Sergio: Vaya leche!!! Esto es realmente una gran putada.

Mi hermano mayor y yo llevabamos muchos años comprando musiquita y...de todo... Es una jodida pena. DIscoplay ofrecia una seguridad sorprendente sobre cada compra realizada. Nunca hubo pega...

Es más acabo de descubrir el cierre de la empresa porque andaba buscando rarezas que no se encuentran en otros lugares asñi como cds de importación!!!

Saludos musicales desde Granada a todos los compadres musiqueros!!!!



Daniel Tato: Miren ustedes por donde, yo en una aldeade galicia, alejado del mundanal ruidoso mundo, cuando queria escucha mi musica preferida, no la enlatada de la radio y machacona, la unica forma de comprar mis vinilos era a traves de Discoply, llegaba el cartero a la montaña me lo entregaba y yo pagaba el contrarembiolso, lo abria como quien recibe algo de la civilización, que bonito el tiempo y el deseo de espara, saber que llegaria y tendria mi colección particular, la que me hacia más grata y bella, la vida en la montaña, a canciones me elvaban y me transportaban sobre todo al recuerdo y a la memoria.

Siento el cierre por que ya era parte de mi romanticismo.



Miguel Ángel Hidalgo: Era socio de discoplay, casi todos los discos, cd, los compraba ahi, todos los meses estaba pendiente del buzon, a ver si recibia el catalogo, antes de desaparecer, yo me intuia que pasaba algo, el catalogo llegaba muy tarde y los pedidos igual, ahora solo me queda el catalogo de Tipo, que se mantiene, pero echo de menos el discoplay, que ya veo que ha desaparecido para siempre, ojala, haya un milagro y vuelva, con otros dueños.



Rafa: Muchas gracias a todos/as.

Los que trabajabamos duro en DISCOPLAY os agradecen y a la vez se dan cuenta de que su trabajo valía para algo.

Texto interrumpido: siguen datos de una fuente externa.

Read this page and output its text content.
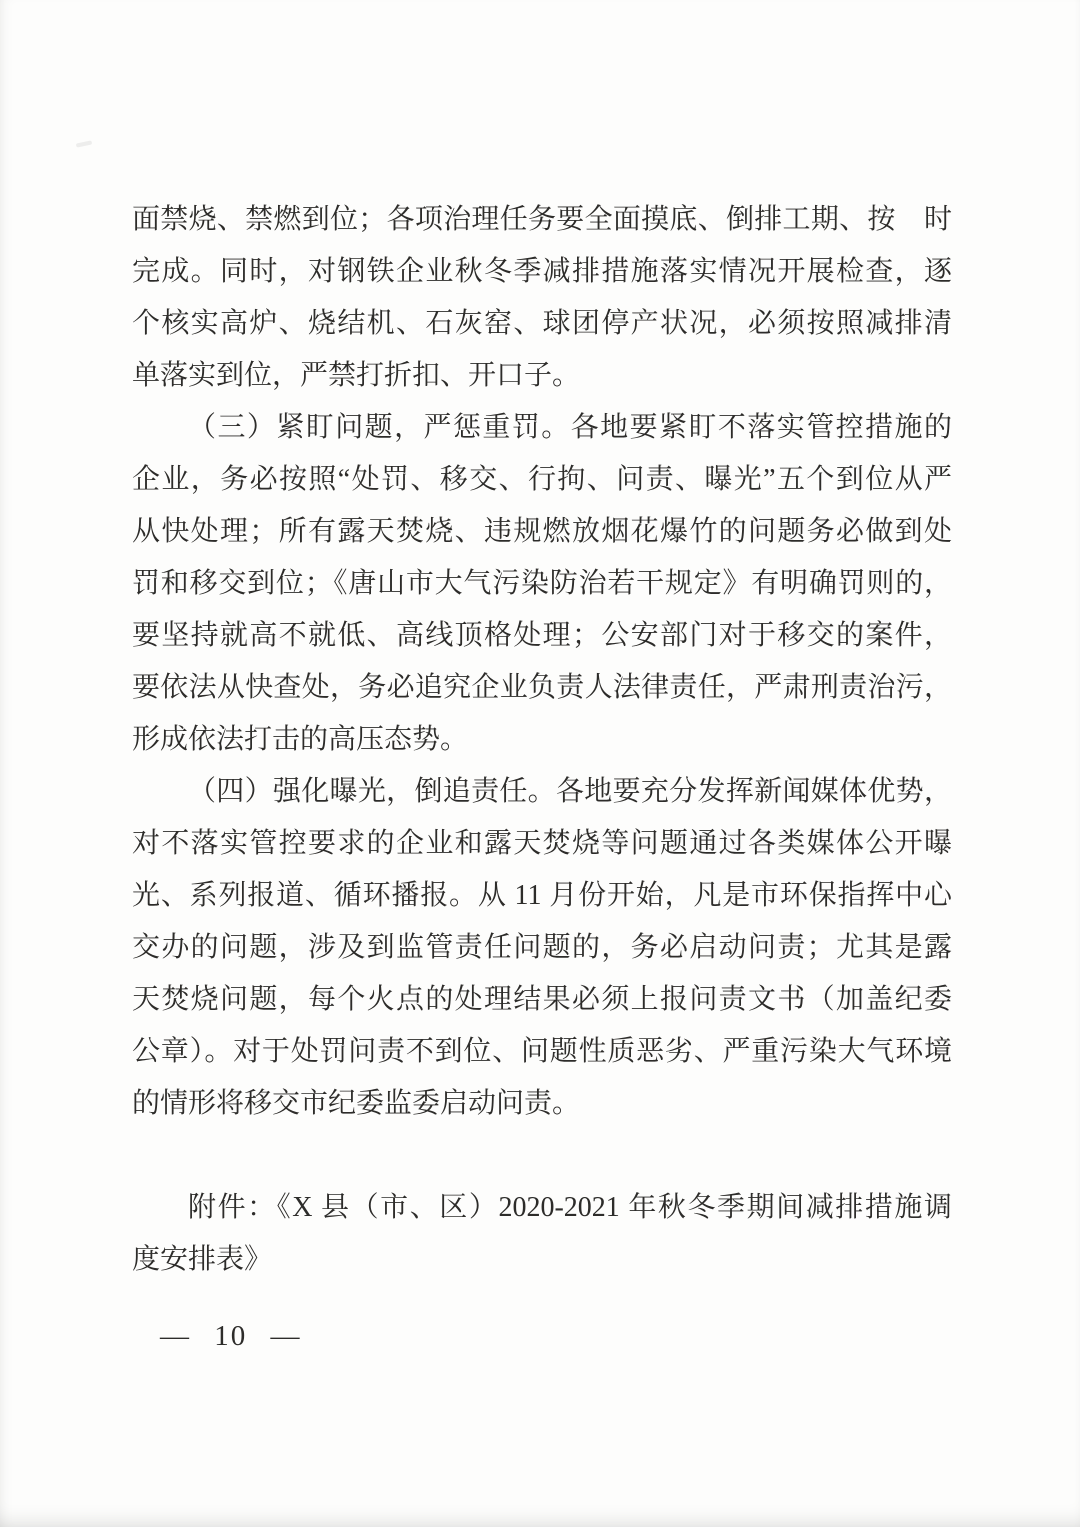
面禁烧、禁燃到位；各项治理任务要全面摸底、倒排工期、按　时
完成。同时，对钢铁企业秋冬季减排措施落实情况开展检查，逐
个核实高炉、烧结机、石灰窑、球团停产状况，必须按照减排清
单落实到位，严禁打折扣、开口子。
（三）紧盯问题，严惩重罚。各地要紧盯不落实管控措施的
企业，务必按照“处罚、移交、行拘、问责、曝光”五个到位从严
从快处理；所有露天焚烧、违规燃放烟花爆竹的问题务必做到处
罚和移交到位；《唐山市大气污染防治若干规定》有明确罚则的，
要坚持就高不就低、高线顶格处理；公安部门对于移交的案件，
要依法从快查处，务必追究企业负责人法律责任，严肃刑责治污，
形成依法打击的高压态势。
（四）强化曝光，倒追责任。各地要充分发挥新闻媒体优势，
对不落实管控要求的企业和露天焚烧等问题通过各类媒体公开曝
光、系列报道、循环播报。从 11 月份开始，凡是市环保指挥中心
交办的问题，涉及到监管责任问题的，务必启动问责；尤其是露
天焚烧问题，每个火点的处理结果必须上报问责文书（加盖纪委
公章）。对于处罚问责不到位、问题性质恶劣、严重污染大气环境
的情形将移交市纪委监委启动问责。
附件：《X 县（市、区）2020-2021 年秋冬季期间减排措施调
度安排表》
— 10 —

Imposible competir con multinacionales, miles de obstaculos...

Un abrazo



Milagros Bakedano: Hola, tengo 50 tacos, he comprado toda la discografia de metal del mercado, peliculas que estaban descatalogadas y libros que en librerias y en internet valian el doble que en discoplay, camisetas, banderas, etc. Save alguien si van a volver? Hecho mucho de menos esa revista.

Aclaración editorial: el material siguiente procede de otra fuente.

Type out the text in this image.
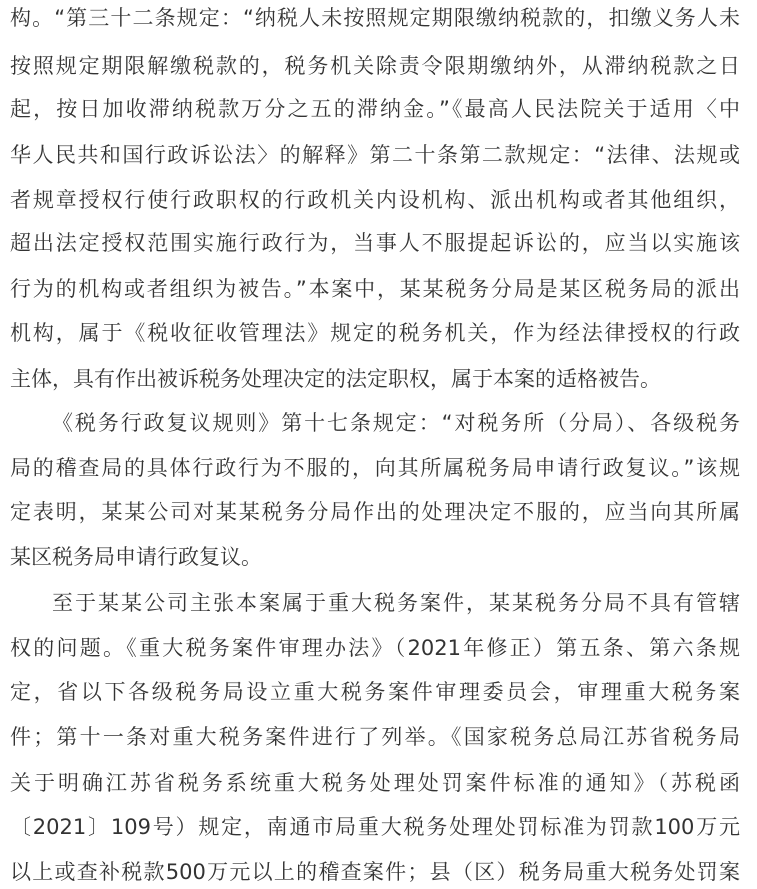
构。“第三十二条规定：“纳税人未按照规定期限缴纳税款的，扣缴义务人未
按照规定期限解缴税款的，税务机关除责令限期缴纳外，从滞纳税款之日
起，按日加收滞纳税款万分之五的滞纳金。”《最高人民法院关于适用〈中
华人民共和国行政诉讼法〉的解释》第二十条第二款规定：“法律、法规或
者规章授权行使行政职权的行政机关内设机构、派出机构或者其他组织，
超出法定授权范围实施行政行为，当事人不服提起诉讼的，应当以实施该
行为的机构或者组织为被告。”本案中，某某税务分局是某区税务局的派出
机构，属于《税收征收管理法》规定的税务机关，作为经法律授权的行政
主体，具有作出被诉税务处理决定的法定职权，属于本案的适格被告。
《税务行政复议规则》第十七条规定：“对税务所（分局）、各级税务
局的稽查局的具体行政行为不服的，向其所属税务局申请行政复议。”该规
定表明，某某公司对某某税务分局作出的处理决定不服的，应当向其所属
某区税务局申请行政复议。
至于某某公司主张本案属于重大税务案件，某某税务分局不具有管辖
权的问题。《重大税务案件审理办法》（2021年修正）第五条、第六条规
定，省以下各级税务局设立重大税务案件审理委员会，审理重大税务案
件；第十一条对重大税务案件进行了列举。《国家税务总局江苏省税务局
关于明确江苏省税务系统重大税务处理处罚案件标准的通知》（苏税函
〔2021〕109号）规定，南通市局重大税务处理处罚标准为罚款100万元
以上或查补税款500万元以上的稽查案件；县（区）税务局重大税务处罚案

Carmen Martín: Pues me acabo de enterar ahora... y me he quedado bastante mal. Yo también tuve una experiencia superposivita con Discoplay. Todos mis encargos siempre llegaron perfectamente, la atención telefónica era genial, los precios imbatibles, la oferta descomunal... y lo siento mucho, mucho, de verdad.Gracias a ellos y con poco presupuesto, como corresponde a una estudiante de provincias, pude leer libros interesantísimos y escuchar la mejor música de cualquier tiempo. Enhorabuena a ellos donde estén. Y gracias por el artículo, estoy totalmente de acuerdo con todo lo dicho.

Saludos,



Juan Carlos Venturino: Pues me habeis arruinado el día con esta noticia. Muchos de mis discos fueron comprado a Discoplay, porque en la pequeña ciudad donde vivo, encargar un disco significa un mes de espera. Había colecciones de opera hermosas, películas que ya no se consiguen, etc. y todo a un muy buen precio. Además, el trato era cordial, familiar, jamás tuve problemas de ningún tipo con esta empresa. Hace un par de años, para agradecerme por ser cliente de tantos años, me enviaron para Navidad un bonito presente por correo. Me da mucha pena que hayan cerrado. Y echaré mucho de menos recibir en casa el boletín Discoplay con las últimas novedades... :-(



Pirluit: ¡Gracias por este comentario, Rosaspage, y muchos saludos de paso! En mi familia comprábamos mucho por el BID, todos los meses, y de repente dejamos de recibir el boletín y nos preguntábamos por qué. Bastante después nos hemos enterado del motivo, pues no nos llegó aviso alguno. Encantada de volverte a saludar, y besos a Rosa.